As
human beings we are wired with a craving for connection. Humanity has been
created for relationships. As human beings, we are created for a relationship
with God vertically and for relationships with one another horizontally. That
is why the most painful emotion that anyone can experience is loneliness,
because when we are lonely, we are living outside how we have been created and
designed to live.
And
in our culture today, we see the evidence of our craving for connection all
around us. For example, just look at the explosion of social media. Whether it
is Facebook, Twitter, Instagram, Snapchat, Tinder, or a whole host of other
social media sites, these sites strive to satisfy our craving for connection.
Yet,
while we live in a day and an age where we are most
connected technologically with others, we also live in a day and an age where
people are most isolated from others. We see evidence of this reality in
the increase in cases of depression and loneliness. We see evidence of this
reality as people will sit around a meal engaging their mobile devices at the
table instead of those who are seated across from them at the table. We see evidence of this reality with the
proliferation of on-line dating and hook up sites designed to move people past
loneliness and into committed relationships.
Yet,
even though people have hundreds of friends on Facebook, even though people
have hundreds of followers of Twitter and Instagram, even though people have
hundreds responding to their snapchat images, there is an increasing sense of
loneliness and isolation among much of humanity.
But
how can we live in a day and an age where we are most connected technologically
and simultaneously be most isolated from others? How do we overcome the
creeping sense of loneliness and isolation that many are experiencing? Could it
be that we are looking for connection in all the wrong places? Could it be that
the reason we sense a creeping loneliness and isolation is because we are trying
to satisfy our craving for connection from the wrong sources?
But,
if that is that case, then what exactly is true connection and community? And where
can we find true connection and community? Where can we find the types of
relationships that satisfy our craving for connection? And what are the
landmines and roadblocks that keep us from experiencing true connection and
community?
To
answer these questions, we are going to spend this fall in a series
entitled connect. During this series we are going to spend our time together
looking at a letter that is recorded for us in the New Testament of the Bible,
called the book of 1 John. During this series, we are going to discover the components
that make for true connection and community. During this series, we are going
to discover the landmines and roadblocks that keep us from true connection and
community. And as we go through this series, our hope and our prayer is that
God would move by the power of the Holy Spirit in our heads, hearts, and hands,
in a way that moves us to the place where we can experience the connection and
community with God and one another that we were created and designed to
experience.
Now
this week I would like for us to begin where the letter of 1 John begins.

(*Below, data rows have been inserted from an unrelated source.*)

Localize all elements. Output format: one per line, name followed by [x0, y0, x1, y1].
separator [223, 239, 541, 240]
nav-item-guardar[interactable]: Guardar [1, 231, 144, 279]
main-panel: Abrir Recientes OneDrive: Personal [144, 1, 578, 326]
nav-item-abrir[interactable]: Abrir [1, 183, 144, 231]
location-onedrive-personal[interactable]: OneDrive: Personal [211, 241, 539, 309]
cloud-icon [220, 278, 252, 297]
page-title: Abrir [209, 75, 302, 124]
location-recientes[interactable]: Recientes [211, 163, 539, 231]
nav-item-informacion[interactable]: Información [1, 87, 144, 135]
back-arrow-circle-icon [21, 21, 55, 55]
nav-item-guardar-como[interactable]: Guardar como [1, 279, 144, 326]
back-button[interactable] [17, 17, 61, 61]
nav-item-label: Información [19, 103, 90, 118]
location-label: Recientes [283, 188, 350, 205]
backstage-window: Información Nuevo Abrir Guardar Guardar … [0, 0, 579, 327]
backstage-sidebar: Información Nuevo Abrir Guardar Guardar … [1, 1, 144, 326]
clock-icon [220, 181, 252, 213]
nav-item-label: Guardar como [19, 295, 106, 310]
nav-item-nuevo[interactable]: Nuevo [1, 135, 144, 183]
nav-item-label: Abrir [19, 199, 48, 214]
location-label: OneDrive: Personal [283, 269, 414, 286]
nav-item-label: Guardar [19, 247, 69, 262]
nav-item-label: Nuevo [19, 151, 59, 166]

However, before we jump into this letter, I would like for us to spend a few
minutes talking about the author of this letter and the original readers of
this letter. The letter of 1 John was written by a man named John, who was one
of Jesus closest followers.
However,
John was not only one of Jesus closest followers; John was the person who had
perhaps the closest relationship with Jesus while He was on earth. John is referred
to as the disciple Jesus loved. John was Jesus best friend.
Of
all of Jesus followers, it was John who had the closest connection with Jesus.
Of all the disciples, only John was present with Jesus when Jesus died on the
cross. Of all the disciples, it was John who was given the responsibility by
Jesus to look after His mother Mary. John was one of the first disciples to
find the empty tomb. John was one of the first disciples to recognize that
Jesus was raised from the dead.
And
as one of Jesus closest followers, John was one of the Apostles who were
foundational leaders in God’s new movement in history called the church. As
part of God’s new movement called the church, a church was planted by the
Apostle Paul in the city of Ephesus, which is located in modern day Turkey.
This church plant was then led by a man named Timothy. And in the New Testament
of the Bible, we have two letters that were written by Paul to Timothy and the
church at Ephesus, which we know as 1 and 2 Timothy. In these letters, Paul
warned Timothy about the threat of false teachers.
Eventually,
John succeeded Timothy to become the Senior Pastor at the church at Ephesus.
However, the threat of false teachers remained. And because of the threat of
these false teachers and the threat that they presented to the church and its
community and connection to Jesus and one another, John sat down to write, by
the leading and empowerment of the Holy Spirit, this letter that has been
preserved and recorded for us in our Bibles today.